Display the data held in the main Orders table at 1:45 PM on Tuesday, August 7, 2001 is only slightly more complex:

SELECT 
* 
FROM 
audit_Orders 
WHERE 
audit_startdatetime <= '8/7/01 1:45:00 PM'
AND
audit_enddatetime > '8/7/01 1:45:00 PM'
		

Keep in mind that this queries are expressed in seconds whereas SQL Server 2000 has a datetime resolution of one three hundredth of a second and usually displays datetime values only to the second. Because of this you will likely not see records that display audit_startdatetime as being '8/7/01 1:45:00 PM' because the real underlying value of the field being displayed is more exactly '8/7/01 1:45:00 PM' plus a few milliseconds.

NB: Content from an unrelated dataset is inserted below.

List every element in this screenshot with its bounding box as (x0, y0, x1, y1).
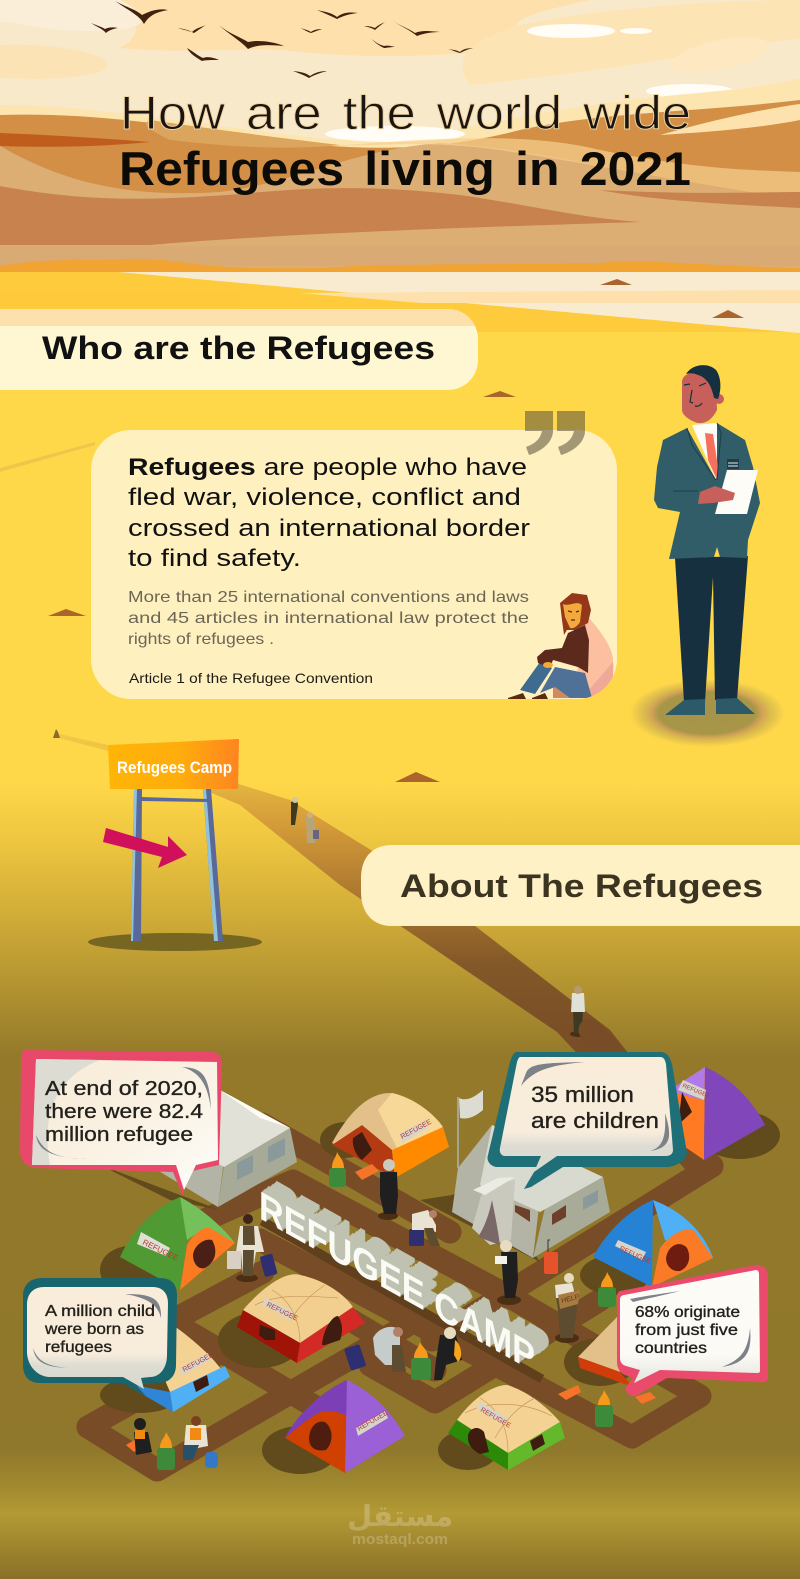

To list all records that were changed between 1:45 PM on Tuesday, August 7, 2001 and 3:45PM on Tuesday, August 7, 2001 along with their original values is also simple:

SELECT 
*
FROM
audit_orders
WHERE
audit_startdatetime 
BETWEEN 
'8/7/01 1:45:00 PM' 
AND 
'8/7/01 3:45:00 PM' 
		

In the example Inserts, Updates, and Deletes are not explicitly distinguished. An Insert is represented simply as a record with a new non-temporal key (e.g. OrderID) coming into existence at a given audit_StartTimeDate. An update is a record with a non-temporal key (e.g. OrderID) that is temporally contiguous with another record same non-temporal key (e.g. deleted.OrderID = inserted.OrderID and deleted.audit_EndDateTime = inserted.audit_StartDateTime). A deletion represented simply as a record whose audit_EndDateTime is less than '9/9/9999' (i.e. not currently valid) and has no new record taking its place. A side effect of this is that if you update the primary key, it will be represented in the same manner as if the record had been deleted and instantaneously inserted with a new key value. If you are don't have stable key values, and are uncomfortable with this equivalence, consider adding another two fields to the history table indicating something like StartAction and EndAction.

Other Applications and Alternatives

Valid Time tables can also be used for other data that needs to be tracked through time. However different Triggers are required when users are enabled to change the Start and End Dates as a regular data entry function. There are other implementation challenges associated with enforcing integrity constraints for these scenarios. Although the non-temporal primary key can still be combined with the End Date in non-auditing designs for a suitable natural key, this key will not enforce the idea of no-overlapping time periods that is integral to the design. Rick Snodgrass has written extensively on the use of Valid-Time tables and has an interesting article on the subject of implementing data integrity for these designs Referential Integrity Over Time-Varying Tables on a DB2 installation.

Logging changes to individual field values is generallynot practical for temporal designs that, although there are reasons why the technique offers special advantages for auditing purposes. First off, logging individual field changes does not require a selective update to expire the old record after any change. The database only has to to write a new record at the end of the field change history table indicating each new field. Secondly, when working with tables containing a very large number of fields, of which only a few are ever updated as a group, a full Valid Time audit table can result in more disk usage. But if a base table sees a lot of insert and delete activity and most update operations affect more than just one or two fields, Valid Time tables will probably take up less space than a field level audit table. This is because the key information and time stamps are only written once an operation not once per value. It is also much easier to reconstruct historic record values with Valid Time tables. You can use native data types in Valid Time tables instead of having to coerce all your data into large varchar fields for storage and then back to native data types for queries. You don't have to worry about capturing complex primary keys with Valid Time tables. For all these reasons field logging techniques is often the wrong design choice for many practical applications.